The Bitcoin proposal was introduced by investor Ethan Peck of the National Center for Public Policy Research. He argued that Bitcoin’s fixed supply and resistance to inflation could make it a superior store of value compared to Meta’s current $72 billion in cash, cash equivalents, and marketable securities.
Despite the pitch, the proposal was decisively voted down. Meta’s board cited Bitcoin’s high volatility, regulatory headwinds, and the company’s long-standing focus on capital preservation and liquidity as reasons for the rejection.
The final vote included nearly 205 million broker non-votes and 8.9 million absent shares—highlighting a general lack of appetite among shareholders for crypto risk within Meta’s treasury strategy.
Ripple Rumors: Is Meta Really Eyeing XRP?
Although Meta has turned its back on Bitcoin, rumors are gaining traction that the company may be exploring Ripple’s XRP as an alternative.
The speculation intensified following a TechPath YouTube interview featuring Bradley Kimes, director of the XRP Las Vegas event, who noted Meta’s growing interest in stablecoins and global payment systems—two sectors where Ripple is a recognized leader.
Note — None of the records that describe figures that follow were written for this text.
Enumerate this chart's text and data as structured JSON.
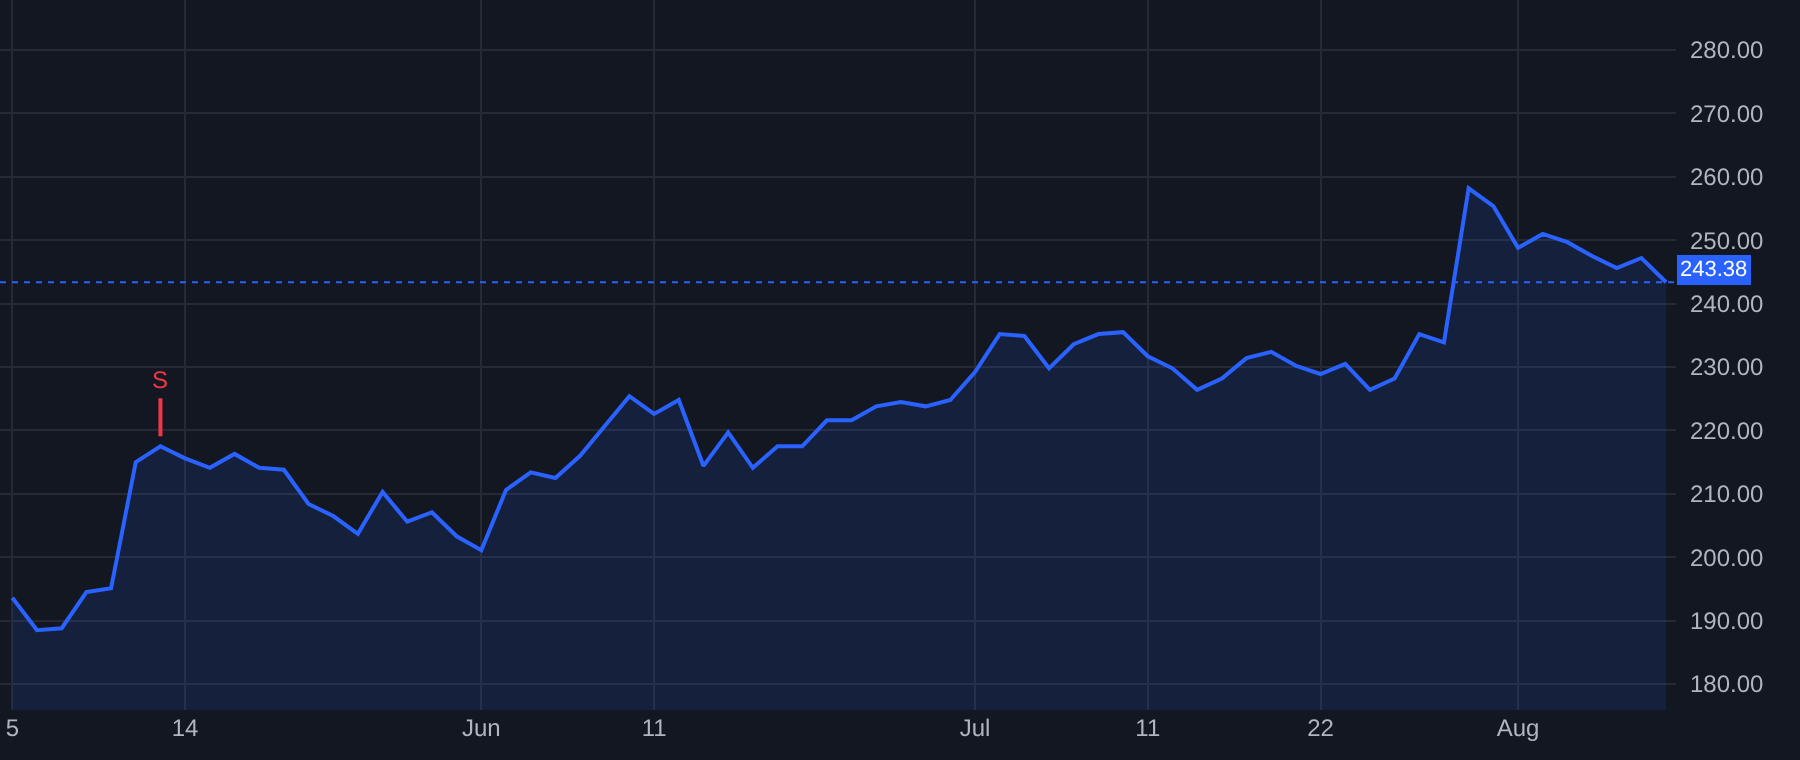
{
  "chart_data": {
    "type": "area",
    "categories": [
      "5",
      null,
      null,
      null,
      null,
      null,
      null,
      "14",
      null,
      null,
      null,
      null,
      null,
      null,
      null,
      null,
      null,
      null,
      null,
      "Jun",
      null,
      null,
      null,
      null,
      null,
      null,
      "11",
      null,
      null,
      null,
      null,
      null,
      null,
      null,
      null,
      null,
      null,
      null,
      null,
      "Jul",
      null,
      null,
      null,
      null,
      null,
      null,
      "11",
      null,
      null,
      null,
      null,
      null,
      null,
      "22",
      null,
      null,
      null,
      null,
      null,
      null,
      null,
      "Aug",
      null,
      null,
      null,
      null,
      null,
      null
    ],
    "series": [
      {
        "color": "#2962ff",
        "values": [
          193.6,
          188.5,
          188.8,
          194.5,
          195.1,
          215.0,
          217.5,
          215.6,
          214.1,
          216.3,
          214.1,
          213.8,
          208.4,
          206.5,
          203.7,
          210.3,
          205.6,
          207.1,
          203.3,
          201.1,
          210.6,
          213.4,
          212.5,
          216.0,
          220.7,
          225.4,
          222.6,
          224.8,
          214.4,
          219.7,
          214.1,
          217.5,
          217.5,
          221.6,
          221.6,
          223.8,
          224.5,
          223.8,
          224.8,
          229.2,
          235.2,
          234.9,
          229.8,
          233.6,
          235.2,
          235.5,
          231.7,
          229.8,
          226.4,
          228.2,
          231.4,
          232.4,
          230.2,
          228.9,
          230.5,
          226.4,
          228.2,
          235.2,
          233.9,
          258.2,
          255.4,
          248.8,
          251.0,
          249.7,
          247.5,
          245.6,
          247.2,
          243.38
        ]
      }
    ],
    "ylim": [
      175.9,
      287.9
    ],
    "yticks": [
      {
        "value": 180,
        "label": "180.00"
      },
      {
        "value": 190,
        "label": "190.00"
      },
      {
        "value": 200,
        "label": "200.00"
      },
      {
        "value": 210,
        "label": "210.00"
      },
      {
        "value": 220,
        "label": "220.00"
      },
      {
        "value": 230,
        "label": "230.00"
      },
      {
        "value": 240,
        "label": "240.00"
      },
      {
        "value": 250,
        "label": "250.00"
      },
      {
        "value": 260,
        "label": "260.00"
      },
      {
        "value": 270,
        "label": "270.00"
      },
      {
        "value": 280,
        "label": "280.00"
      }
    ],
    "ref_lines": [
      {
        "axis": "y",
        "value": 243.38,
        "label": "243.38",
        "color": "#2962ff",
        "line_style": "dotted"
      }
    ],
    "annotations": [
      {
        "text": "S",
        "y": 217.5
      }
    ],
    "grid": true,
    "marker": "none",
    "line_style": "solid"
  }
}
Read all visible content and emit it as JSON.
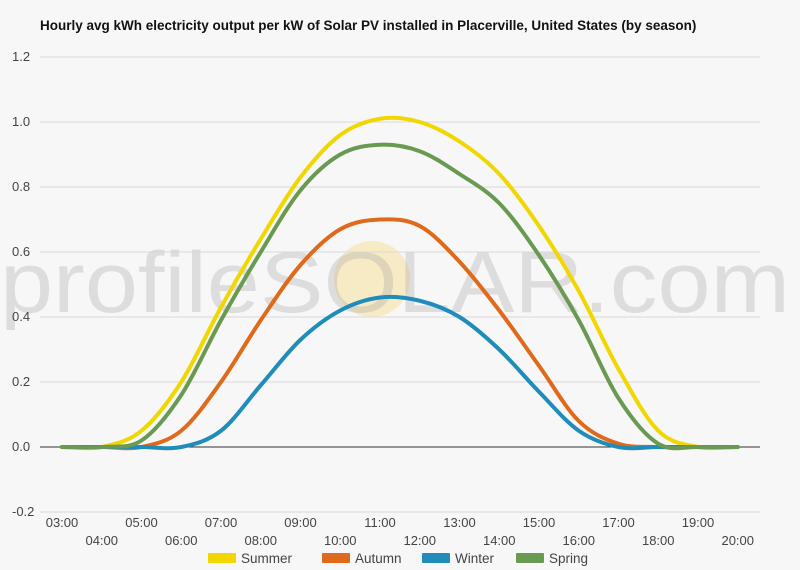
{
  "chart_data": {
    "type": "line",
    "title": "Hourly avg kWh electricity output per kW of Solar PV installed in Placerville, United States (by season)",
    "watermark": "profileSOLAR.com",
    "ylim": [
      -0.2,
      1.2
    ],
    "yticks": [
      "1.2",
      "1.0",
      "0.8",
      "0.6",
      "0.4",
      "0.2",
      "0.0",
      "-0.2"
    ],
    "ytick_values": [
      1.2,
      1.0,
      0.8,
      0.6,
      0.4,
      0.2,
      0.0,
      -0.2
    ],
    "x": [
      "03:00",
      "04:00",
      "05:00",
      "06:00",
      "07:00",
      "08:00",
      "09:00",
      "10:00",
      "11:00",
      "12:00",
      "13:00",
      "14:00",
      "15:00",
      "16:00",
      "17:00",
      "18:00",
      "19:00",
      "20:00"
    ],
    "grid": true,
    "legend_position": "bottom",
    "series": [
      {
        "name": "Summer",
        "color": "#f2d600",
        "values": [
          0.0,
          0.0,
          0.05,
          0.2,
          0.43,
          0.64,
          0.83,
          0.96,
          1.01,
          1.0,
          0.94,
          0.84,
          0.68,
          0.48,
          0.24,
          0.05,
          0.0,
          0.0
        ]
      },
      {
        "name": "Autumn",
        "color": "#e06a1c",
        "values": [
          0.0,
          0.0,
          0.0,
          0.05,
          0.2,
          0.39,
          0.56,
          0.67,
          0.7,
          0.68,
          0.57,
          0.42,
          0.25,
          0.08,
          0.01,
          0.0,
          0.0,
          0.0
        ]
      },
      {
        "name": "Winter",
        "color": "#1f8cba",
        "values": [
          0.0,
          0.0,
          0.0,
          0.0,
          0.05,
          0.19,
          0.33,
          0.42,
          0.46,
          0.45,
          0.4,
          0.3,
          0.17,
          0.05,
          0.0,
          0.0,
          0.0,
          0.0
        ]
      },
      {
        "name": "Spring",
        "color": "#6a9a52",
        "values": [
          0.0,
          0.0,
          0.02,
          0.16,
          0.39,
          0.6,
          0.79,
          0.9,
          0.93,
          0.91,
          0.84,
          0.75,
          0.59,
          0.39,
          0.15,
          0.01,
          0.0,
          0.0
        ]
      }
    ]
  }
}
“Whether it’s Ripple or whether it’s Meta targeting them or what have you, I see this as the moment where special things like this can take place. Meta has to have a plan. Now, if that plan involves trying to acquire Ripple, I don’t know.”
While neither Meta nor Ripple has confirmed any acquisition talks, the speculation has sparked discussions about whether Meta might integrate XRP into its treasury strategy or leverage Ripple’s stablecoin infrastructure to build its footprint in digital finance.
XRP’s Rise as a Corporate Treasury Asset
Meta wouldn’t be the first to consider XRP for corporate reserves. Just yesterday, Webus International Limited, a Hangzhou-based corporation, announced plans to purchase approximately $300 million worth of XRP to build its crypto treasury.
The company disclosed that the capital would be raised through non-equity financing, leveraging loans from banks and institutional lenders. Webus cited XRP’s cost-efficiency and high performance as key reasons behind its decision.
Meanwhile, Vivopower, a Nasdaq-listed company, recently raised $121 million through private share sales to support its XRP treasury initiative.
The fundraising round was led by Saudi Prince Abdulaziz bin Turki Abdulaziz Al Saud, who alone invested $100 million—underscoring the growing institutional interest in XRP.
XRP’s next big catalyst could come from regulatory approval. The U.S. Securities and Exchange Commission (SEC) is currently reviewing multiple applications for spot XRP ETFs.
If approved, such products could usher in a wave of institutional investment and further legitimize XRP as a viable corporate treasury asset.
With Meta’s treasury strategy still evolving, XRP may very well be the next digital asset to watch. Whether it’s through direct acquisition, stablecoin integration, or ETF exposure, Ripple’s token is positioning itself as a major player in the next wave of corporate crypto adoption.